The police have begun conducting random checks on passengers on board flights to Turkey in a bid to deter the growing numbers of Maldivians seeking to join radical Islamic movements in Syria and Iraq.
A police spokesperson said the police have been randomly questioning Maldivians en route to Turkey on different airlines for their reasons for flying to Turkey and their return dates.
The operation has been ongoing for more than 90 days.
The police declined to give additional details.
The government has drafted a new anti-terrorism bill that would criminalize the act of leaving the Maldives to participate in foreign wars.
The bill, however, also grant the president the exclusive authority to declare groups as terrorist organizations, and also criminalizes the promotion of certain political or religious ideology as a terrorist offense.

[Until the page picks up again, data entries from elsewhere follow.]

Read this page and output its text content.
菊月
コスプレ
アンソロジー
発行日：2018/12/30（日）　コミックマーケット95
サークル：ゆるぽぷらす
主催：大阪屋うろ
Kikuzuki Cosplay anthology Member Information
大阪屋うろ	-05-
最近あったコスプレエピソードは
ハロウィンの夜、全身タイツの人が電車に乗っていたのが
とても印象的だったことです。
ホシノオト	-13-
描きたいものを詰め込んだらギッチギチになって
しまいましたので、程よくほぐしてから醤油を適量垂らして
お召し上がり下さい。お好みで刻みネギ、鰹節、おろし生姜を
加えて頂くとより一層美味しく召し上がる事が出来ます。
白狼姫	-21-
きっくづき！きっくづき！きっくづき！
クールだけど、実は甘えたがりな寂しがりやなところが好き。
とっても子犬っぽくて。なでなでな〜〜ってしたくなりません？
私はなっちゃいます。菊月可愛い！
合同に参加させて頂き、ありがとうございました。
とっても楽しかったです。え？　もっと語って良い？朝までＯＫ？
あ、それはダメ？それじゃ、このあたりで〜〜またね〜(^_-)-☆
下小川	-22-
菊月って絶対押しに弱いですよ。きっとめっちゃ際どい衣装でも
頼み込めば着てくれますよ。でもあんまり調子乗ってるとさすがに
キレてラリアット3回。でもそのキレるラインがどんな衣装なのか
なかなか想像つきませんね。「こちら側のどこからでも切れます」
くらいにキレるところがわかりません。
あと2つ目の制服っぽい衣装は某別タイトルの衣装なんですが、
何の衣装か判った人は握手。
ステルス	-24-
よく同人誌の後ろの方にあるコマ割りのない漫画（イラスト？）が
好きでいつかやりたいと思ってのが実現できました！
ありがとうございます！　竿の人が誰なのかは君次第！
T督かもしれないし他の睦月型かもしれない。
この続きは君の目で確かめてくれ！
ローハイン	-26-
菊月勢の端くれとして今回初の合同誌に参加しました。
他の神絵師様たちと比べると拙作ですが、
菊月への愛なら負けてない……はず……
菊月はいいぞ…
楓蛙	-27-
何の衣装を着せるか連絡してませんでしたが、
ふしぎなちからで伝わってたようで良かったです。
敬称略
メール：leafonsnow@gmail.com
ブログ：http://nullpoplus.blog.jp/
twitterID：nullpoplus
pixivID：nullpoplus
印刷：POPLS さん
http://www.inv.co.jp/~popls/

When reports of Maldivians joining in the Syrian civil-war and dying in battle first surfaced in local media, President Abdulla Yameen said he was not aware of Maldivian participation in foreign wars.
In December, home minister Umar Naseer acknowledged the problem of Maldivians fighting in foreign wars, but said only seven Maldivians were active in war. In January, the commissioner of police Hussain Waheed estimated the figure to be more than 50.
But the main opposition Maldivian Democratic Party says the figure could be as high as 200.
Waheed said that police were monitoring the activities of militants and would reveal details of plans to prevent radicalisation at a later date. The MDP has said the government is doing little to counter radicalisation and prevent recruitment of would-be fighters.
Atleast seven Maldivians are reported to have died in Syria.
On May 31, newspaper Haveeru said two more Maldivians had been killed while fighting with the Islamic State.
Many would-be fighters migrate with their families and children. Several officers of the Department of Immigration are reported to have left the Maldives for jihad.
A UN report has raised concerns over an increase in fighters leaving the Maldives to join terrorist organisations including al-Qaida and the Islamic State in Iraq and Syria.
The expert report to the UN Security Council, obtained by The Associated Press, said the flow of fighters globally “is higher than it has ever been historically”, increasing from a few thousand a decade ago to over 25,000 from more than 100 nations today.
The UN report, written by a UN panel monitoring sanctions against Al-Qaida, listed the Maldives, Finland and Trinidad and Tobago as countries from which numbers of fighters were increasing, while the highest number of foreign fighters come from Tunisia, Morocco, France and Russia.
Most fighters travel to Syria and Iraq, to fight primarily for the Islamic State and the Al-Nusra front.
A Facebook page had published, the obituary and pictures of Maldivian jihadi Azlif Rauf on May 24, who reportedly died in Syria in mid-May.
The former Maldivian National Defence Force (MNDF) officer is a suspect in the brutal murder of MP Dr Afrasheem Ali in 2012. He reportedly left the Maldives in December with six members of the Kuda Henveiru gang.
He was under house arrest at the time.